Moments after the debate ended, pop superstar Taylor Swift posted on Instagram that she would vote for Harris “because she fights for rights and causes that I believe need a warrior to stand up for them.” Swift’s post included a photo of herself with her cat and was signed “Childless Cat Lady,” a reference to comments by Republican vice presidential nominee JD Vance.
PolitiFact fact-checked the debate in real time via a live blog, as Harris and Trump clashed over the economy, immigration and abortion.
Below are excerpts detailing specific health-related claims:
Trump: “But the governor earlier said, ‘The baby will be born, and we’ll decide what to do with the baby.’”
Fake.
Trump initially mentioned “a governor from West Virginia.” He was referring to Virginia and corrected himself later in the debate.
Former Virginia Gov. Ralph Northam, a Democrat and a physician, never said he would sanction the execution of newborns. What he said in a 2019 radio interview is that in rare cases of late-term pregnancy when fetuses are not viable, doctors deliver the baby, keep it comfortable, resuscitate it if the family wants it, and then have a “discussion” with the mother.
The problem is that Northam refused to say what that discussion would entail. Trump put words in the then-governor’s mouth, saying that doctors would urge the mother to allow the baby to be killed, which is a felony in Virginia (and every other state) punishable by a long prison sentence or the death penalty.
Trump: “Every legal scholar, every Democrat, every Republican, liberal, conservative, everybody wanted to bring abortion back to the states where people could vote.”
Fake.
The 1973 Roe v. Wade decision inspired legions of supporters and opponents. Before the U.S. Supreme Court overturned it in 2022, numerous legal scholars wrote briefs urging the court to uphold the ruling.
Some scholars who support abortion rights have criticized the legal basis of the 1973 decision, saying that other constitutional arguments, based on equal protection, would have provided a stronger case. But legal experts, including some who held this view, said those scholars would never have advocated overturning Roe on this basis.
Trump: On Affordable Care Act, “I saved it.”
Fake.
During 2016, Trump campaigned to repeal and replace the ACA. While he was president, he attempted to repeal it and failed.

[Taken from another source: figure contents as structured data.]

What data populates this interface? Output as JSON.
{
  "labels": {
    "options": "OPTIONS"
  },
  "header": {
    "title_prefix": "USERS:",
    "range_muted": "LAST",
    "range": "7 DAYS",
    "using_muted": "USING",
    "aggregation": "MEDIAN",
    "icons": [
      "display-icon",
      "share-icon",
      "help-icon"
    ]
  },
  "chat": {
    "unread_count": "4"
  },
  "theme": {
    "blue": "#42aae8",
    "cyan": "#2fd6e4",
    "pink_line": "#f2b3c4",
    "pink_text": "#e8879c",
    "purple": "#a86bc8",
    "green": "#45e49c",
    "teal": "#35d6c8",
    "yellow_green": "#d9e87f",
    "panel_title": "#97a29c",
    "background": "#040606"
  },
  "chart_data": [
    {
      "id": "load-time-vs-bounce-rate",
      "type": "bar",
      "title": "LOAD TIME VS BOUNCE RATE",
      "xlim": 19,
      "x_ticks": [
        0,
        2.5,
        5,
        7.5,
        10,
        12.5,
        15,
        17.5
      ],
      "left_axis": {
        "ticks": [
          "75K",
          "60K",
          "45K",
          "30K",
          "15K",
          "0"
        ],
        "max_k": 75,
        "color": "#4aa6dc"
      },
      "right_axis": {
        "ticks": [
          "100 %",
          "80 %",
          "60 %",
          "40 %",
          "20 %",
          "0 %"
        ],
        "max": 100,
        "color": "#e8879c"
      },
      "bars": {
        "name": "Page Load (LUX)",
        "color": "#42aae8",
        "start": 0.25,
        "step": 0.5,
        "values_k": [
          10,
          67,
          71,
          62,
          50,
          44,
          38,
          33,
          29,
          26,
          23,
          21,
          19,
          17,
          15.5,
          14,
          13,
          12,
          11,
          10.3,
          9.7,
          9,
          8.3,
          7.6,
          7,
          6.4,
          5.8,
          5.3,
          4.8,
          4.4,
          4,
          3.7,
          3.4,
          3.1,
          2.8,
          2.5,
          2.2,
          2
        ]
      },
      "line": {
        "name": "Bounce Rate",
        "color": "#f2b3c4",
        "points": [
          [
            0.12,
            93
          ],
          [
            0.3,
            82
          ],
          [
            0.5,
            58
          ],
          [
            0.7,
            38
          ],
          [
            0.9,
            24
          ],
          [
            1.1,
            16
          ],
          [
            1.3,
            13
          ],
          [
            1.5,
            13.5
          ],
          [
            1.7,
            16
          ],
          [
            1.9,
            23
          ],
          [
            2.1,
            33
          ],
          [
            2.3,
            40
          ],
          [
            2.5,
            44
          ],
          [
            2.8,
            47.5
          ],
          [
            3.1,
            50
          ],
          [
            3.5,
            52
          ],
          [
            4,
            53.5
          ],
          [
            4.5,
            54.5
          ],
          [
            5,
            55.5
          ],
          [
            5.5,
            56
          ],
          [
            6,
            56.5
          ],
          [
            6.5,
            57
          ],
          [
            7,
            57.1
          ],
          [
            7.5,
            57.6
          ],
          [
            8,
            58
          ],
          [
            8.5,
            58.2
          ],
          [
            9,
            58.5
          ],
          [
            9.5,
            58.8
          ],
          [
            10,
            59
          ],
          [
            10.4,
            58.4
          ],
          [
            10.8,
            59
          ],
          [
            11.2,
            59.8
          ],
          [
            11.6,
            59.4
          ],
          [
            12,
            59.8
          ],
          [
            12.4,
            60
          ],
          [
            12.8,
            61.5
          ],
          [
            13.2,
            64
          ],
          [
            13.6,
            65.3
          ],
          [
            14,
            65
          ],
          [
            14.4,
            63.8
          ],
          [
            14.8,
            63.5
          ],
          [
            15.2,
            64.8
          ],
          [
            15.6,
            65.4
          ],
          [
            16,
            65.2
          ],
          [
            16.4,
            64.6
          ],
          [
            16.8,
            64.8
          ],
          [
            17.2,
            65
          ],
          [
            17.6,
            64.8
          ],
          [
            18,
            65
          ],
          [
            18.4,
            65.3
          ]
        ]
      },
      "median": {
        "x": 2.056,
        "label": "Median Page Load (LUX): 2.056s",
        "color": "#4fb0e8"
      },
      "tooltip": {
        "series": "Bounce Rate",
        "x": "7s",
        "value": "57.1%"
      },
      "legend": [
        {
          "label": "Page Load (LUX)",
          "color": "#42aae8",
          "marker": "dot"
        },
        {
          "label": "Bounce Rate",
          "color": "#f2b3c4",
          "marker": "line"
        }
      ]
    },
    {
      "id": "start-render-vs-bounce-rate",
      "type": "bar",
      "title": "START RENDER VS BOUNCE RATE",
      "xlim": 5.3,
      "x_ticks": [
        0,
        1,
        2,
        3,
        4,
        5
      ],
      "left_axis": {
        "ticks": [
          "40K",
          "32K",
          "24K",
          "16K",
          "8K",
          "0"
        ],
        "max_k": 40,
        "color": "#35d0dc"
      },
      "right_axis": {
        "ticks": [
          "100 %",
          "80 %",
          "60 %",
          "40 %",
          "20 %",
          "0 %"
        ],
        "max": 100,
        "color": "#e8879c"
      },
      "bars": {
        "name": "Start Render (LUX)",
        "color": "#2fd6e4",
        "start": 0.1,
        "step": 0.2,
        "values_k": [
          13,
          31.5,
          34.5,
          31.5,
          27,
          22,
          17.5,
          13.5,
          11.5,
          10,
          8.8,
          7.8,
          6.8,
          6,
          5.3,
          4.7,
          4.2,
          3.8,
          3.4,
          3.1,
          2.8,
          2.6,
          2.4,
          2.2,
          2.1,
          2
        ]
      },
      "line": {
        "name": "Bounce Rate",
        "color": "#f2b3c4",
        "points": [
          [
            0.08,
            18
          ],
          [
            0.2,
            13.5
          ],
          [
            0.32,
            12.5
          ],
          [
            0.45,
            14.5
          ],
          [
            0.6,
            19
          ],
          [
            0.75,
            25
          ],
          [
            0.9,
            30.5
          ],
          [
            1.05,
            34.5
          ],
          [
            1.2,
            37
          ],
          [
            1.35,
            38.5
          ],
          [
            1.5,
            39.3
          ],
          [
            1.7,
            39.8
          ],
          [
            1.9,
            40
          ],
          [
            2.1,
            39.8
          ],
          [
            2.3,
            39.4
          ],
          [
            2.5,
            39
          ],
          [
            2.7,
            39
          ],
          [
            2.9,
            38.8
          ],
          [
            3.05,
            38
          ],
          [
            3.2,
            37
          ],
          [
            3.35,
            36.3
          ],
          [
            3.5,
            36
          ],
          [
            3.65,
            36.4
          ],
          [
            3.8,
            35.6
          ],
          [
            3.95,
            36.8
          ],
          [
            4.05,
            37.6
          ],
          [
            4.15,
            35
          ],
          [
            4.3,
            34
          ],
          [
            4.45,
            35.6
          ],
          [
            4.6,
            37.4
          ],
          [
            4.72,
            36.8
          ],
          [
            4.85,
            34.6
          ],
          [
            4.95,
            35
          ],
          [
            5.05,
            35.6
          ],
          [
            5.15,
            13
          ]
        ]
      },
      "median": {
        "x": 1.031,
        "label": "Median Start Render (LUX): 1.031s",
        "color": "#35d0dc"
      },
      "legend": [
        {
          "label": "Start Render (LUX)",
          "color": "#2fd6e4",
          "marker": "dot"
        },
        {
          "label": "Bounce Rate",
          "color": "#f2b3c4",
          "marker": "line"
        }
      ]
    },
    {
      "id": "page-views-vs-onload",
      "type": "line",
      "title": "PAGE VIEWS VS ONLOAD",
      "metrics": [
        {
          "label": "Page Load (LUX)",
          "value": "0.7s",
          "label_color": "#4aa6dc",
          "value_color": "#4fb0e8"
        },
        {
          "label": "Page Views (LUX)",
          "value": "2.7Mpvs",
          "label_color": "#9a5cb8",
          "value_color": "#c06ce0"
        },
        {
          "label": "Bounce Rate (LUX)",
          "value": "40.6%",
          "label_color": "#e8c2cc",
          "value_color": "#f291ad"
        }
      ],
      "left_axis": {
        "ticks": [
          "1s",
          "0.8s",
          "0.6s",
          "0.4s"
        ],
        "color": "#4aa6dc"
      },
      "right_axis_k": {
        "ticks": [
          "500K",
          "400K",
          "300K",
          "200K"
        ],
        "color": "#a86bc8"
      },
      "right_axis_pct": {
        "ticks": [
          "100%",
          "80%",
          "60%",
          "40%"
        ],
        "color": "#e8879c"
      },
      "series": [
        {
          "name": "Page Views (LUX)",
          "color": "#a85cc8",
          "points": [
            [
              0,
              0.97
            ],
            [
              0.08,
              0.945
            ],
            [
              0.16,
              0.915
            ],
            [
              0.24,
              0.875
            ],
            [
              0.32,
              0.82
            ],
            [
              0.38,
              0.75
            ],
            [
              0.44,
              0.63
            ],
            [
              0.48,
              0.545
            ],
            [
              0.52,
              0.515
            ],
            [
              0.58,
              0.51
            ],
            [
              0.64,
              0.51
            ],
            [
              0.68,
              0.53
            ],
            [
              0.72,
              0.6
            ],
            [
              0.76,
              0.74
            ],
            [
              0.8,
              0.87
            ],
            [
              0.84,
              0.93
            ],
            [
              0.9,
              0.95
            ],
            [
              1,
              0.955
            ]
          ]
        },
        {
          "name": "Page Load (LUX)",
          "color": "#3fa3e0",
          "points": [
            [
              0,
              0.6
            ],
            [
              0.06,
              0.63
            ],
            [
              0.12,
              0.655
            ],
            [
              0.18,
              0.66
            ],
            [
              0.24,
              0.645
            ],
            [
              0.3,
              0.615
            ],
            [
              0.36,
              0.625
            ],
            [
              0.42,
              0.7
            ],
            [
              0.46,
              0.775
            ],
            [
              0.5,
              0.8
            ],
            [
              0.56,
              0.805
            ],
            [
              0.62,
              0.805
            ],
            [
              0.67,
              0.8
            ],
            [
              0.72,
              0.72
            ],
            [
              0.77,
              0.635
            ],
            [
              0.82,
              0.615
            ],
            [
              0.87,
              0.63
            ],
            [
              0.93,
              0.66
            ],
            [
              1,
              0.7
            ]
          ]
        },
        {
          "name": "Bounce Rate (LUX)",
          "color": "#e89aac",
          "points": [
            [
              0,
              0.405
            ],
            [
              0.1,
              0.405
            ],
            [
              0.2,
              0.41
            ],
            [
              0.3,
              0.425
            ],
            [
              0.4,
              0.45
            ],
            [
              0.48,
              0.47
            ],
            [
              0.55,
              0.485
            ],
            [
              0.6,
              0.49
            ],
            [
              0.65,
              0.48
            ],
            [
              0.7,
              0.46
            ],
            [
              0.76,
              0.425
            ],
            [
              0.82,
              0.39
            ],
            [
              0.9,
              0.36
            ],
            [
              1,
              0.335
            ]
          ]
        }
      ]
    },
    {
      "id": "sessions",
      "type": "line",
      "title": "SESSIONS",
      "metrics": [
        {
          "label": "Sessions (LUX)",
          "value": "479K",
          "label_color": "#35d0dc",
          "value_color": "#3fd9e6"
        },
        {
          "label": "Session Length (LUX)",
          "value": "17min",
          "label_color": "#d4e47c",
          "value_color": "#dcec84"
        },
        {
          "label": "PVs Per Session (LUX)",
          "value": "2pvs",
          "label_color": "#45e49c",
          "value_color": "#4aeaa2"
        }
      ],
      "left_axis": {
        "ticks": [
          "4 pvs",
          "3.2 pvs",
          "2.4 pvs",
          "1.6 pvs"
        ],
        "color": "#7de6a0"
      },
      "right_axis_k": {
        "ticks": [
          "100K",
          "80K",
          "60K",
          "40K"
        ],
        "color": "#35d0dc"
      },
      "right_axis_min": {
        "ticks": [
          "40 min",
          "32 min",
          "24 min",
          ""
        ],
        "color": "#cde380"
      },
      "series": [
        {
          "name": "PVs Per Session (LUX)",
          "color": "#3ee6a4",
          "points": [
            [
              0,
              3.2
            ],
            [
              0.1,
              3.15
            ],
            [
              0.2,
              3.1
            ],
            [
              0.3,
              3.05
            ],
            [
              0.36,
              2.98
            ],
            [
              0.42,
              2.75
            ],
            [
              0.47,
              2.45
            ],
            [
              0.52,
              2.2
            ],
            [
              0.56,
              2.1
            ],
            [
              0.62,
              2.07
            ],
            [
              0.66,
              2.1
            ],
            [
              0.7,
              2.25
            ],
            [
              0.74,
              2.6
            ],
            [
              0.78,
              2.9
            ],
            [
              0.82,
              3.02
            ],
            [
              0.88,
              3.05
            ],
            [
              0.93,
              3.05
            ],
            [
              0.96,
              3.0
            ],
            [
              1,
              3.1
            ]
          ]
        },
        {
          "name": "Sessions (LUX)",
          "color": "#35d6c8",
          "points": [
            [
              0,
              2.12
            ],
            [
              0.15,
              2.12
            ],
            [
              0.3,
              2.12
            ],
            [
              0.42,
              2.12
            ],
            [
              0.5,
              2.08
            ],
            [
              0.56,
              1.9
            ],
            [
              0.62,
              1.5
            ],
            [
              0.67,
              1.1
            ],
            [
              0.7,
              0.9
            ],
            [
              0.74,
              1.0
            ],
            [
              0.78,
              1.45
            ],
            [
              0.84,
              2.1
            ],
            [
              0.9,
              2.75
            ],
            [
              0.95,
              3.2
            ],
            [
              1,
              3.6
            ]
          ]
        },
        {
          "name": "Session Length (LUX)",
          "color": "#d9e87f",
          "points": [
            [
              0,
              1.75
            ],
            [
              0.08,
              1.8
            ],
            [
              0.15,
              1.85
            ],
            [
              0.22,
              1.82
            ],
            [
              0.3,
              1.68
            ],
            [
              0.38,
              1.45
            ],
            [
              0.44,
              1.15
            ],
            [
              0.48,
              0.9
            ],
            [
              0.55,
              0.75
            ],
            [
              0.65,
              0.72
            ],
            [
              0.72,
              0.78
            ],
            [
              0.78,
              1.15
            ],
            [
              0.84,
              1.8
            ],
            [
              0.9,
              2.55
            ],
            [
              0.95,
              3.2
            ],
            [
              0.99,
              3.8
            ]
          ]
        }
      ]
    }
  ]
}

But his administration pushed through several policies that hampered their reach and effectiveness, including cutting millions of dollars in advertising and outreach funding. It cut subsidies to insurance companies that offered coverage on the exchanges. It also enacted regulations to allow for less expensive and less comprehensive health plans — for example, short-term health plans that did not meet ACA requirements.
During the Trump administration, ACA enrollment declined and the number of uninsured Americans increased by 2.3 million from 2016 to 2019, including 726,000 children, according to the Census Bureau.
Trump: Harris ‘wants everyone on government insurance’ for health care
This is misleading.
Harris once co-sponsored a bill to expand Medicare to Americans of all ages, but she does not currently support that proposal.
In April 2019, Harris became one of the 14 original cosponsors of the Medicare for All Act of 2019 sponsored by Sen. Bernie Sanders (I-Vt.). The legislation would have established a national health insurance program administered by the federal Department of Health and Human Services (HHS).
The bill would have created an automatic federal health insurance program for all Americans, mirroring socialized medicine systems in countries like the United Kingdom.
Harris backed the bill as she prepared to run in the 2020 presidential primaries and many candidates believed that Democratic base voters wanted the most liberal positions possible.
However, Medicare for All failed to advance to a vote in the Senate. After her 2020 bid ended, Harris focused on strengthening the ACA rather than pushing Medicare for All.